Understanding recording settings
Another question I get asked a lot is: “What settings should I use when I’m recording?”
When you open your recording settings on programs like Adobe Audition, ProTools or even on a portable recorder you see things like Sample Rate and Bit Depth. Clicking on them, all you’ll see is a whole bunch of numbers and names which may be a bit daunting. Which do you pick? Is the default good enough? Well, before you start, there’s a few things you should take into consideration—don’t just stick with the default option.
Firstly, let me explain what each bit means
Bit depth in a nutshell refers to the dynamic range of audio file. Think of it like this the higher the number the bits of information are collected in the audio recording making it a more accurate recording, particularly when it comes to the subtle changes in the waveform.
Similarly to bit depth, an audio file’s sample rate refers to the number of samples taken per second to represent the audio digitally. When recording, you need to be able to sample at least twice every cycle. For example, 1kHz tone takes 1/1000th of a second to complete a cycle, so if we wanted to make a recording of it you’d need to make a recording of it at twice that speed with a sample rate of 2kHz. (If you’d like to understand the math behind it a little more I suggest you follow this).

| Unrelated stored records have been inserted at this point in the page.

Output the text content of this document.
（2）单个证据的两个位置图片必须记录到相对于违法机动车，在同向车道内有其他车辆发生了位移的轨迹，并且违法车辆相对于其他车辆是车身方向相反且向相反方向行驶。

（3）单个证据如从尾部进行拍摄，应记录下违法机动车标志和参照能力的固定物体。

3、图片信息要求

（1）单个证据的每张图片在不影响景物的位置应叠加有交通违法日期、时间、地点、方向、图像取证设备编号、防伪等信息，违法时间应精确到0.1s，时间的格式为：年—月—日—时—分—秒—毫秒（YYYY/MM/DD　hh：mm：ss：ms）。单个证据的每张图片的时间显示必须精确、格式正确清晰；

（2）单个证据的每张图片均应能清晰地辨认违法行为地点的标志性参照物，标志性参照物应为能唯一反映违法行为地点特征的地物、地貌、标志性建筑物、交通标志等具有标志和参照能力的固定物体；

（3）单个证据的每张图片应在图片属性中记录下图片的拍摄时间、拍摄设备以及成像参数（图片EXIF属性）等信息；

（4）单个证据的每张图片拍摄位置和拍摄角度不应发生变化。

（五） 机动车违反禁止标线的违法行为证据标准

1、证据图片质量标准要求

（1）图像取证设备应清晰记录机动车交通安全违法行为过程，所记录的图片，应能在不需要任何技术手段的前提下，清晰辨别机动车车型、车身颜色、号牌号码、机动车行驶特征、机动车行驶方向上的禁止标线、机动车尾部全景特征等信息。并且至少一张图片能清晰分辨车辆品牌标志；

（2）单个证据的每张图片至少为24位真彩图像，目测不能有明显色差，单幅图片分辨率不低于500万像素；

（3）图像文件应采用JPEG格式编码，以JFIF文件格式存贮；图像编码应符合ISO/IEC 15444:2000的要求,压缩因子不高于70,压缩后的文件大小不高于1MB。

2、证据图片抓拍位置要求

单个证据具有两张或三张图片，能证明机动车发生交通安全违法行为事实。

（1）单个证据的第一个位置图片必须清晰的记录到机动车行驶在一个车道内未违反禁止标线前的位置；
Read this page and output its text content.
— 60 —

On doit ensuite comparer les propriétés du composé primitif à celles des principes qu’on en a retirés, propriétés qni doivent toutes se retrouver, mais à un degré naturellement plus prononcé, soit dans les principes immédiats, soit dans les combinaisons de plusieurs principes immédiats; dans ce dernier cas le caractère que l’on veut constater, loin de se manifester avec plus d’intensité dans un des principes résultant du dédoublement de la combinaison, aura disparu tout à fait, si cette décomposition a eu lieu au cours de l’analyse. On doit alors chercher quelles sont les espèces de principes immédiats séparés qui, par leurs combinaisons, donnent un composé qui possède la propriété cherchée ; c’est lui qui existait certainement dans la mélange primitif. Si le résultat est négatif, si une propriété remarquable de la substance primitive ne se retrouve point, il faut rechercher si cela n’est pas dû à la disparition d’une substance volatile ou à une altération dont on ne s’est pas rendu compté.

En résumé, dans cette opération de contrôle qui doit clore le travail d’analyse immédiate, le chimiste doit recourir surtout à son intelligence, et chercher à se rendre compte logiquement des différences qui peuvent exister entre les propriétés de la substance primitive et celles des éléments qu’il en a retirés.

Now with that in mind let’s put that into a more real scenario. If we wanted to record something that is a bit more complicated like a voice, which will have a large number of different frequencies all at different times up to the limit of human hearing (20kHz) you’d need a sample rate of at least 40kHz, or what you’ll most likely see in your DAWs 44.1kHz. Bellow is an example of what the human voice sounds like at 48kHz, 22.05kHz, 11.25kHz and 6kHz (in that order). As you’ll hear, it sounds audibly worse the lower the sample rate. Also notice how you lose your high frequencies the lower you go.
Ok, cool I know what it all means now but what should I use???
Well, it really depends on what your delivery is. For example Apple’s Mastered for iTunes standard requires a 24 bit rate and at least 44.1 kHz sample rate, but when you’re recording, it would be better to bump up your sample rate to 96kHz and keep your bit rate where it is, just to get a little bit of wiggle room when editing.
Best case scenario, you’d record as high as possible for both Bit Rate and Sample Rate. But lets be honest, if you did that you’d run out of hard drive space, and on top of that you’d require a lot of processing power. Unless your delivery requires a particular bit rate or sample rate, record 48 kHz at 16 bit and render out everything at the same (or 44.1 kHz if you’re burning to a CD). This provides a happy little medium between file size and quality, and will be fine for most internet delivery and even for things like radio!
As for file type, when you’re recording something you want start with a .WAV file. When you’re rendering everything out .MP3 if you want to send it easily via the internet (or via email) but, if you want to retain a lot more quality use .WAV- it’s a lossless codec and is the industry standard when submitting your music or whatever for publishing to iTunes, Spotify, etc BUT will mean you can’t email it directly to people.
Well, I think that’s enough for this post. In a future post I will go over the finer details of what all the different file types mean to you.